Maury Strauss Distinguished Public Lecture presented by the Fralin Biomedical Research Institute at VTC

Archived Public Lecture: Reconciling Privacy and Accountability: the Context of COVID-19

Date: Dec. 3, 2020
Time: 5:30 p.m. - 6:30 p.m. 

About This Lecture

The global pandemic has spawned a plethora of worried articles in the media about the fate of privacy. A couple of headlines capture the worry on which this seminar will  focus: “Privacy Cannot Be a Casualty of the Coronavirus” and “Pandemic Data-Sharing Puts New Pressure on Privacy Protections.” For the first time in our lives, many Americans are being told en masse that we must stay at home. We are being told to wear masks over our mouths and noses when we enter shops, offices, schools and workplaces. We are asked to keep physical distances. We must submit to our temperatures being taken when we enter an airport, health center or college building. We are asked to complete novel online symptom-checking surveys each morning as a condition of being allowed on campus. We are told we must get tested for COVID-19 if we wish to resume employment or attend classes in person. We are told to isolate ourselves pending the results of a COVID-19 test. After a positive COVID-19 test we are asked to disclose the names of persons with whom we have had close contact for contact tracing. It has been suggested that the public be asked to register with smart-phone based anonymized contract tracing systems. This time next year, we could be faced with mandatory COVID-19 vaccination orders. What if an individual doesn’t want to do these things? What if they believe that being compelled to do these things overly restricts important freedoms?

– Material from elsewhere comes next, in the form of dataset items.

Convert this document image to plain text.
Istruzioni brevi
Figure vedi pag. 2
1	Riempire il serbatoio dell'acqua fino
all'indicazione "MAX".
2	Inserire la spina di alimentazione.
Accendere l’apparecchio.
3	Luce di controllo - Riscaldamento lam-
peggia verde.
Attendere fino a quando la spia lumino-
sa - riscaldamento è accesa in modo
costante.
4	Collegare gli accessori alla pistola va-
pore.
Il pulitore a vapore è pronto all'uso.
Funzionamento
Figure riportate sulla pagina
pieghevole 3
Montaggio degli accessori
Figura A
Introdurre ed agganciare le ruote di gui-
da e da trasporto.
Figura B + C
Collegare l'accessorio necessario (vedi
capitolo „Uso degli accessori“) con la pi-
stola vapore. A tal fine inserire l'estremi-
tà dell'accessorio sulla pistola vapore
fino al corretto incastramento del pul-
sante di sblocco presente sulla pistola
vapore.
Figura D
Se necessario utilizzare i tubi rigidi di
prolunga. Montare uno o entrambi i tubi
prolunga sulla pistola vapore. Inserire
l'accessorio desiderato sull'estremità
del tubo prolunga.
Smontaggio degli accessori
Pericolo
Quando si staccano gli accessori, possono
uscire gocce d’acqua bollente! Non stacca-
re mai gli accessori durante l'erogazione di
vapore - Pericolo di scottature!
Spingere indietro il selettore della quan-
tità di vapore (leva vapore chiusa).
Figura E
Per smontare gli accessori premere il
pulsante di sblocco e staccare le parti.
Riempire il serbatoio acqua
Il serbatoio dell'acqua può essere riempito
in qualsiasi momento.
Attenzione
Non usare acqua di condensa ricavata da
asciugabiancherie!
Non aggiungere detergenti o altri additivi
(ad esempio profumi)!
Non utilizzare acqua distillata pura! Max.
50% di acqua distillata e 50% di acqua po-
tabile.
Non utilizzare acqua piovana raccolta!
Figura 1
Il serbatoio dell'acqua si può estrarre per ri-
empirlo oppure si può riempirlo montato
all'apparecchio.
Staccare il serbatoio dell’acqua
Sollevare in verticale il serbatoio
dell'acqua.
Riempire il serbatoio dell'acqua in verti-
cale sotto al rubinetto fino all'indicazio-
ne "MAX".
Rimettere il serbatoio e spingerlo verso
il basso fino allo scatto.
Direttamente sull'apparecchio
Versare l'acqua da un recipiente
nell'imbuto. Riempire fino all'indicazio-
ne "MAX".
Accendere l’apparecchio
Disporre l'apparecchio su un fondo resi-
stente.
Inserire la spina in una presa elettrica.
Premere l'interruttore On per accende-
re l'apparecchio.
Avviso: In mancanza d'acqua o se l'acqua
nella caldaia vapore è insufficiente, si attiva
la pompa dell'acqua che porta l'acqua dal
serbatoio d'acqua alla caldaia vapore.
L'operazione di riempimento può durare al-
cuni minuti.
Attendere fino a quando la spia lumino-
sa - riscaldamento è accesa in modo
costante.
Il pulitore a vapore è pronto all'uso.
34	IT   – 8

Freedom of movement, for example. Or freedom to make one’s own medical decisions. People are saying some of the new expectations and accountability requirements violate important privacies and private choices. Indeed, the new restrictions and mandates do, at least on the surface, go against the grain of a prevalent perspective that we have “personal lives” that are appropriately private; that our bodies, identities, personal information and associations, belong to us and that we can decide what to do with them. The seminar will explore how to reconcile accountability for health with strong privacy values.